After all, I' interested in Mark Twain - never let your schooling interfere
with your education.

THE KEY CHALLENGE STILL REMAINS and even gets worse, IMHO. What is that? too
much risk - financial, personal, etc.

1.) financial - even engineers like me have troubles and ahemmmm I consider
myself above average - after all I ws BORN AN ENGINEER.

2.) personal. the reason for avoiding Columbia U for ladies is the safety
problem aka PERSONAL VIOLATIONS. and no I have never had a problem. But the
BIG CITY, crime, 'rape culture', etc and BIG CITY is a challlenge for some.
So, choose the location carefully.

PPS. I went to grad school, sight unseen, two phone interviews with some
professors, etc. new city, new house, new roommates, new school, new studies,
and I am happy i did not CHOOSE Wisconsin madison - engineering with the
freezing weather.

What a darn shame graduate school is not more 'ffriendly.' yes, i have audited
and just copied the class notes at COLUMBIA U. When in doubt, my only regret
is CUT MORE CLASSES. avoid siting being talked to.

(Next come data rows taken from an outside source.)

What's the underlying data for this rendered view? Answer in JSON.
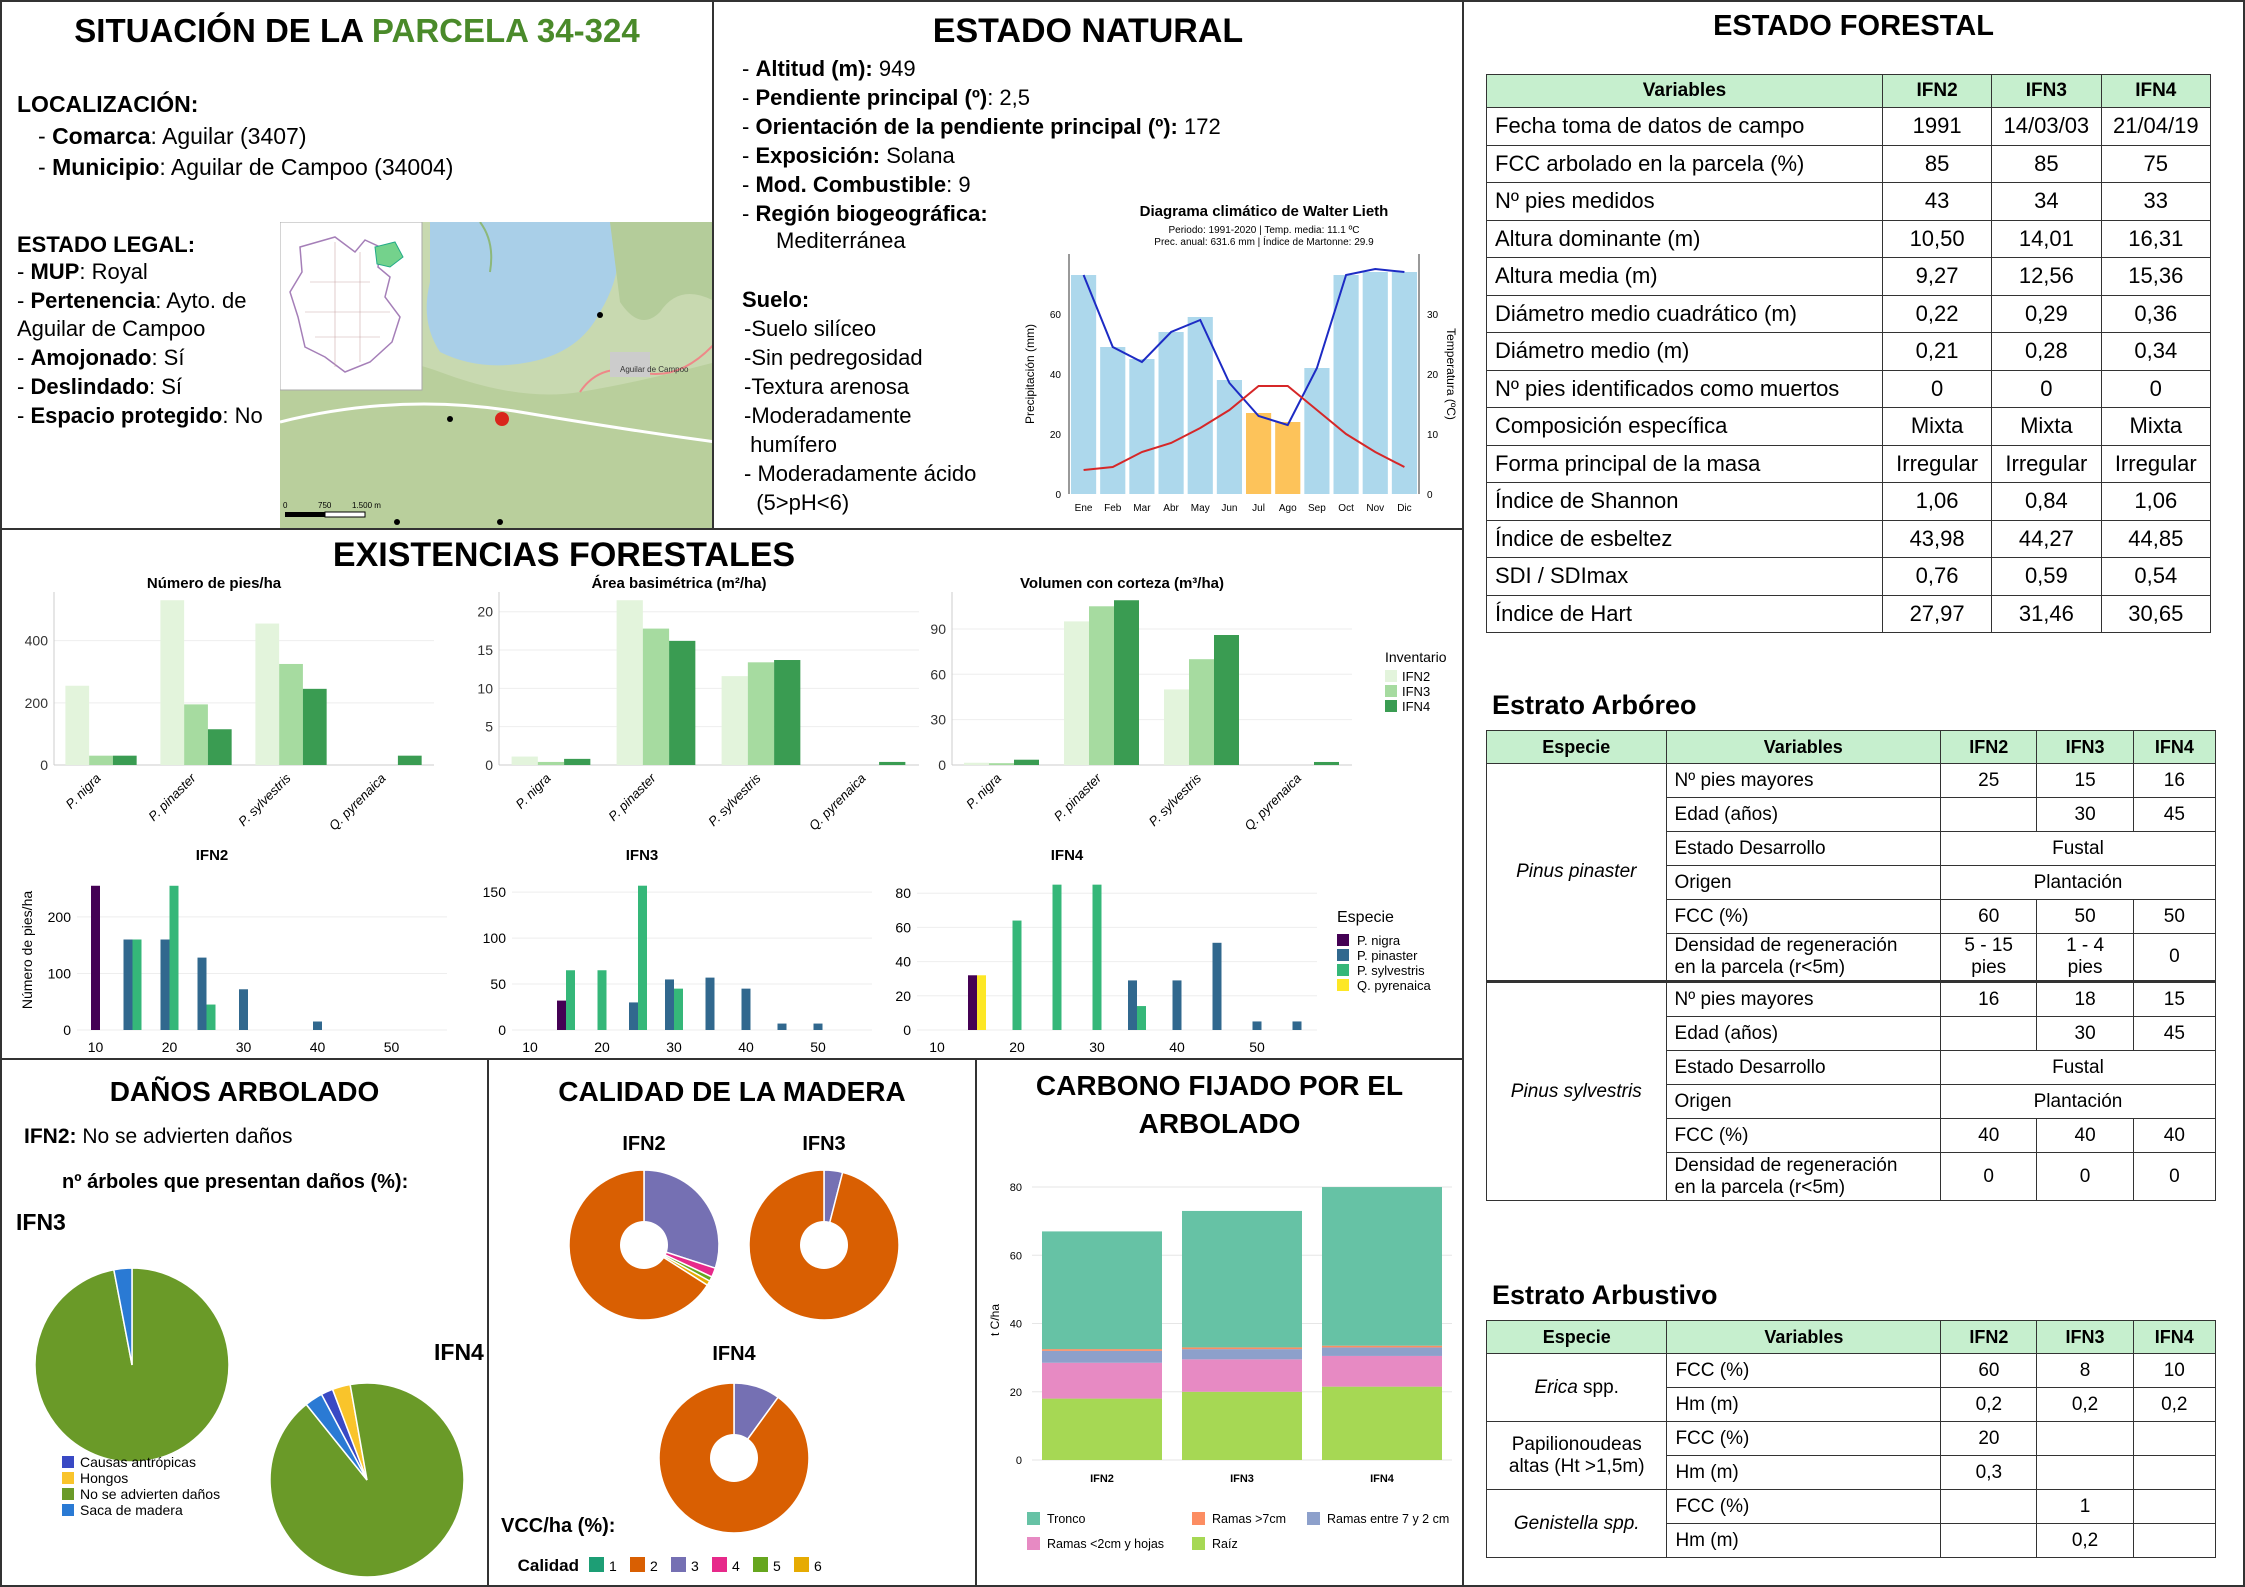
{
  "situacion": {
    "title_prefix": "SITUACIÓN DE LA ",
    "title_highlight": "PARCELA 34-324",
    "highlight_color": "#4a8a2a",
    "localizacion_label": "LOCALIZACIÓN:",
    "comarca_label": "Comarca",
    "comarca_value": ": Aguilar (3407)",
    "municipio_label": "Municipio",
    "municipio_value": ": Aguilar de Campoo  (34004)",
    "estado_legal_label": "ESTADO LEGAL:",
    "mup_label": "MUP",
    "mup_value": ": Royal",
    "pertenencia_label": "Pertenencia",
    "pertenencia_value": ": Ayto.  de",
    "pertenencia_value2": "Aguilar de Campoo",
    "amojonado_label": "Amojonado",
    "amojonado_value": ": Sí",
    "deslindado_label": "Deslindado",
    "deslindado_value": ": Sí",
    "espacio_label": "Espacio protegido",
    "espacio_value": ": No",
    "map": {
      "town_label": "Aguilar de Campoo",
      "scale_0": "0",
      "scale_1": "750",
      "scale_2": "1.500 m"
    }
  },
  "estado_natural": {
    "title": "ESTADO NATURAL",
    "items": [
      {
        "label": "Altitud (m):",
        "value": " 949"
      },
      {
        "label": "Pendiente principal (º)",
        "value": ": 2,5"
      },
      {
        "label": "Orientación  de la pendiente principal (º):",
        "value": " 172"
      },
      {
        "label": "Exposición:",
        "value": " Solana"
      },
      {
        "label": "Mod. Combustible",
        "value": ": 9"
      },
      {
        "label": "Región biogeográfica:",
        "value": ""
      }
    ],
    "region_value": "Mediterránea",
    "suelo_label": "Suelo:",
    "suelo_items": [
      "-Suelo silíceo",
      "-Sin pedregosidad",
      "-Textura arenosa",
      "-Moderadamente",
      " humífero",
      "- Moderadamente ácido",
      "  (5>pH<6)"
    ]
  },
  "climograma": {
    "title": "Diagrama climático de Walter Lieth",
    "subtitle1": "Periodo: 1991-2020 | Temp. media: 11.1 ºC",
    "subtitle2": "Prec. anual: 631.6 mm | Índice de Martonne: 29.9",
    "ylabel_left": "Precipitación (mm)",
    "ylabel_right": "Temperatura (ºC)",
    "months": [
      "Ene",
      "Feb",
      "Mar",
      "Abr",
      "May",
      "Jun",
      "Jul",
      "Ago",
      "Sep",
      "Oct",
      "Nov",
      "Dic"
    ],
    "precip": [
      73,
      49,
      45,
      54,
      59,
      38,
      27,
      24,
      42,
      73,
      74,
      74
    ],
    "temp": [
      4,
      4.5,
      7,
      8.5,
      11,
      14,
      18,
      18,
      14,
      10,
      7,
      4.5
    ],
    "precip_line": [
      73,
      49,
      44,
      54,
      58,
      37,
      26,
      23,
      42,
      73,
      75,
      74
    ],
    "dry_months": [
      6,
      7
    ],
    "left_ticks": [
      0,
      20,
      40,
      60
    ],
    "right_ticks": [
      0,
      10,
      20,
      30
    ],
    "bar_color": "#add8ec",
    "dry_color": "#fdc35a"
  },
  "estado_forestal": {
    "title": "ESTADO FORESTAL",
    "headers": [
      "Variables",
      "IFN2",
      "IFN3",
      "IFN4"
    ],
    "rows": [
      [
        "Fecha toma de datos de campo",
        "1991",
        "14/03/03",
        "21/04/19"
      ],
      [
        "FCC arbolado en la parcela (%)",
        "85",
        "85",
        "75"
      ],
      [
        "Nº pies medidos",
        "43",
        "34",
        "33"
      ],
      [
        "Altura dominante (m)",
        "10,50",
        "14,01",
        "16,31"
      ],
      [
        "Altura media (m)",
        "9,27",
        "12,56",
        "15,36"
      ],
      [
        "Diámetro medio cuadrático (m)",
        "0,22",
        "0,29",
        "0,36"
      ],
      [
        "Diámetro medio (m)",
        "0,21",
        "0,28",
        "0,34"
      ],
      [
        "Nº pies identificados como muertos",
        "0",
        "0",
        "0"
      ],
      [
        "Composición específica",
        "Mixta",
        "Mixta",
        "Mixta"
      ],
      [
        "Forma principal de la masa",
        "Irregular",
        "Irregular",
        "Irregular"
      ],
      [
        "Índice de Shannon",
        "1,06",
        "0,84",
        "1,06"
      ],
      [
        "Índice de esbeltez",
        "43,98",
        "44,27",
        "44,85"
      ],
      [
        "SDI / SDImax",
        "0,76",
        "0,59",
        "0,54"
      ],
      [
        "Índice de Hart",
        "27,97",
        "31,46",
        "30,65"
      ]
    ]
  },
  "estrato_arboreo": {
    "title": "Estrato Arbóreo",
    "headers": [
      "Especie",
      "Variables",
      "IFN2",
      "IFN3",
      "IFN4"
    ],
    "species": [
      {
        "name": "Pinus pinaster",
        "rows": [
          [
            "Nº pies mayores",
            "25",
            "15",
            "16"
          ],
          [
            "Edad (años)",
            "",
            "30",
            "45"
          ],
          [
            "Estado Desarrollo",
            "Fustal"
          ],
          [
            "Origen",
            "Plantación"
          ],
          [
            "FCC (%)",
            "60",
            "50",
            "50"
          ],
          [
            "Densidad de regeneración|en la parcela (r<5m)",
            "5 - 15|pies",
            "1 - 4|pies",
            "0"
          ]
        ]
      },
      {
        "name": "Pinus sylvestris",
        "rows": [
          [
            "Nº pies mayores",
            "16",
            "18",
            "15"
          ],
          [
            "Edad (años)",
            "",
            "30",
            "45"
          ],
          [
            "Estado Desarrollo",
            "Fustal"
          ],
          [
            "Origen",
            "Plantación"
          ],
          [
            "FCC (%)",
            "40",
            "40",
            "40"
          ],
          [
            "Densidad de regeneración|en la parcela (r<5m)",
            "0",
            "0",
            "0"
          ]
        ]
      }
    ]
  },
  "estrato_arbustivo": {
    "title": "Estrato Arbustivo",
    "headers": [
      "Especie",
      "Variables",
      "IFN2",
      "IFN3",
      "IFN4"
    ],
    "species": [
      {
        "name": "Erica spp.",
        "name_italic": "Erica",
        "name_rest": " spp.",
        "rows": [
          [
            "FCC (%)",
            "60",
            "8",
            "10"
          ],
          [
            "Hm (m)",
            "0,2",
            "0,2",
            "0,2"
          ]
        ]
      },
      {
        "name": "Papilionoudeas altas (Ht >1,5m)",
        "name_line1": "Papilionoudeas",
        "name_line2": "altas (Ht >1,5m)",
        "rows": [
          [
            "FCC (%)",
            "20",
            "",
            ""
          ],
          [
            "Hm (m)",
            "0,3",
            "",
            ""
          ]
        ]
      },
      {
        "name": "Genistella spp.",
        "rows": [
          [
            "FCC (%)",
            "",
            "1",
            ""
          ],
          [
            "Hm (m)",
            "",
            "0,2",
            ""
          ]
        ]
      }
    ]
  },
  "existencias": {
    "title": "EXISTENCIAS FORESTALES",
    "legend_title": "Inventario",
    "inventories": [
      "IFN2",
      "IFN3",
      "IFN4"
    ],
    "inv_colors": [
      "#e3f4dc",
      "#a6dba0",
      "#3a9c52"
    ],
    "species_labels": [
      "P. nigra",
      "P. pinaster",
      "P. sylvestris",
      "Q. pyrenaica"
    ],
    "charts": [
      {
        "title": "Número de pies/ha",
        "ticks": [
          0,
          200,
          400
        ],
        "ymax": 530,
        "values": [
          [
            255,
            30,
            30
          ],
          [
            530,
            195,
            115
          ],
          [
            455,
            325,
            245
          ],
          [
            0,
            0,
            30
          ]
        ]
      },
      {
        "title": "Área basimétrica (m²/ha)",
        "ticks": [
          0,
          5,
          10,
          15,
          20
        ],
        "ymax": 21.5,
        "values": [
          [
            1.1,
            0.4,
            0.8
          ],
          [
            21.5,
            17.8,
            16.2
          ],
          [
            11.6,
            13.4,
            13.7
          ],
          [
            0,
            0,
            0.4
          ]
        ]
      },
      {
        "title": "Volumen con corteza (m³/ha)",
        "ticks": [
          0,
          30,
          60,
          90
        ],
        "ymax": 109,
        "values": [
          [
            1.5,
            1.2,
            3.5
          ],
          [
            95,
            105,
            109
          ],
          [
            50,
            70,
            86
          ],
          [
            0,
            0,
            2
          ]
        ]
      }
    ]
  },
  "diametric": {
    "legend_title": "Especie",
    "species": [
      "P. nigra",
      "P. pinaster",
      "P. sylvestris",
      "Q. pyrenaica"
    ],
    "colors": [
      "#440154",
      "#31688e",
      "#35b779",
      "#fde725"
    ],
    "ylabel": "Número de pies/ha",
    "xticks": [
      10,
      20,
      30,
      40,
      50
    ],
    "panels": [
      {
        "title": "IFN2",
        "ticks": [
          0,
          100,
          200
        ],
        "ymax": 260,
        "bars": [
          {
            "x": 10,
            "s": 0,
            "v": 255
          },
          {
            "x": 15,
            "s": 1,
            "v": 160
          },
          {
            "x": 15,
            "s": 2,
            "v": 160
          },
          {
            "x": 20,
            "s": 1,
            "v": 160
          },
          {
            "x": 20,
            "s": 2,
            "v": 255
          },
          {
            "x": 25,
            "s": 1,
            "v": 128
          },
          {
            "x": 25,
            "s": 2,
            "v": 45
          },
          {
            "x": 30,
            "s": 1,
            "v": 72
          },
          {
            "x": 40,
            "s": 1,
            "v": 15
          }
        ]
      },
      {
        "title": "IFN3",
        "ticks": [
          0,
          50,
          100,
          150
        ],
        "ymax": 160,
        "bars": [
          {
            "x": 15,
            "s": 0,
            "v": 32
          },
          {
            "x": 15,
            "s": 2,
            "v": 65
          },
          {
            "x": 20,
            "s": 2,
            "v": 65
          },
          {
            "x": 25,
            "s": 1,
            "v": 30
          },
          {
            "x": 25,
            "s": 2,
            "v": 157
          },
          {
            "x": 30,
            "s": 1,
            "v": 55
          },
          {
            "x": 30,
            "s": 2,
            "v": 45
          },
          {
            "x": 35,
            "s": 1,
            "v": 57
          },
          {
            "x": 40,
            "s": 1,
            "v": 45
          },
          {
            "x": 45,
            "s": 1,
            "v": 7
          },
          {
            "x": 50,
            "s": 1,
            "v": 7
          }
        ]
      },
      {
        "title": "IFN4",
        "ticks": [
          0,
          20,
          40,
          60,
          80
        ],
        "ymax": 86,
        "bars": [
          {
            "x": 15,
            "s": 0,
            "v": 32
          },
          {
            "x": 15,
            "s": 3,
            "v": 32
          },
          {
            "x": 20,
            "s": 2,
            "v": 64
          },
          {
            "x": 25,
            "s": 2,
            "v": 85
          },
          {
            "x": 30,
            "s": 2,
            "v": 85
          },
          {
            "x": 35,
            "s": 1,
            "v": 29
          },
          {
            "x": 35,
            "s": 2,
            "v": 14
          },
          {
            "x": 40,
            "s": 1,
            "v": 29
          },
          {
            "x": 45,
            "s": 1,
            "v": 51
          },
          {
            "x": 50,
            "s": 1,
            "v": 5
          },
          {
            "x": 55,
            "s": 1,
            "v": 5
          }
        ]
      }
    ]
  },
  "danos": {
    "title": "DAÑOS ARBOLADO",
    "ifn2_label": "IFN2:",
    "ifn2_text": " No se advierten daños",
    "subtitle": "nº árboles que presentan daños (%):",
    "ifn3_label": "IFN3",
    "ifn4_label": "IFN4",
    "legend": [
      "Causas antrópicas",
      "Hongos",
      "No se advierten daños",
      "Saca de madera"
    ],
    "colors": [
      "#3949c4",
      "#f9c42b",
      "#6a9a28",
      "#2a7ad4"
    ],
    "ifn3_values": [
      0,
      0,
      97,
      3
    ],
    "ifn4_values": [
      2,
      3,
      92,
      3
    ]
  },
  "calidad": {
    "title": "CALIDAD DE LA MADERA",
    "labels": [
      "IFN2",
      "IFN3",
      "IFN4"
    ],
    "vcc_label": "VCC/ha (%):",
    "legend_title": "Calidad",
    "classes": [
      "1",
      "2",
      "3",
      "4",
      "5",
      "6"
    ],
    "colors": [
      "#1d9e75",
      "#d95f02",
      "#7570b3",
      "#e7298a",
      "#66a61e",
      "#e6ab02"
    ],
    "ifn2": [
      0,
      66,
      30,
      2,
      1,
      1
    ],
    "ifn3": [
      0,
      96,
      4,
      0,
      0,
      0
    ],
    "ifn4": [
      0,
      90,
      10,
      0,
      0,
      0
    ]
  },
  "carbono": {
    "title_line1": "CARBONO FIJADO POR EL",
    "title_line2": "ARBOLADO",
    "ylabel": "t C/ha",
    "ticks": [
      0,
      20,
      40,
      60,
      80
    ],
    "ymax": 85,
    "categories": [
      "IFN2",
      "IFN3",
      "IFN4"
    ],
    "series": [
      {
        "name": "Raíz",
        "color": "#a6d854",
        "values": [
          18,
          20,
          21.5
        ]
      },
      {
        "name": "Ramas <2cm y hojas",
        "color": "#e78ac3",
        "values": [
          10.5,
          9.5,
          9
        ]
      },
      {
        "name": "Ramas entre 7 y 2 cm",
        "color": "#8da0cb",
        "values": [
          3.5,
          3,
          2.5
        ]
      },
      {
        "name": "Ramas >7cm",
        "color": "#fc8d62",
        "values": [
          0.5,
          0.5,
          0.5
        ]
      },
      {
        "name": "Tronco",
        "color": "#66c2a5",
        "values": [
          34.5,
          40,
          46.5
        ]
      }
    ],
    "legend_order": [
      "Tronco",
      "Ramas >7cm",
      "Ramas entre 7 y 2 cm",
      "Ramas <2cm y hojas",
      "Raíz"
    ]
  }
}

Wander the libraries more.
hang out more in the coffee house and have interesting conversations.

don't just learn 3 languages, not including SWIFT or RUST. learn FOUR
languages

and of couse for the reality lesson of today since I am over age 51+2

Date more 'exotic women' or men as the case may be. Insist on talking more
languages. that's part of the 'graduate education'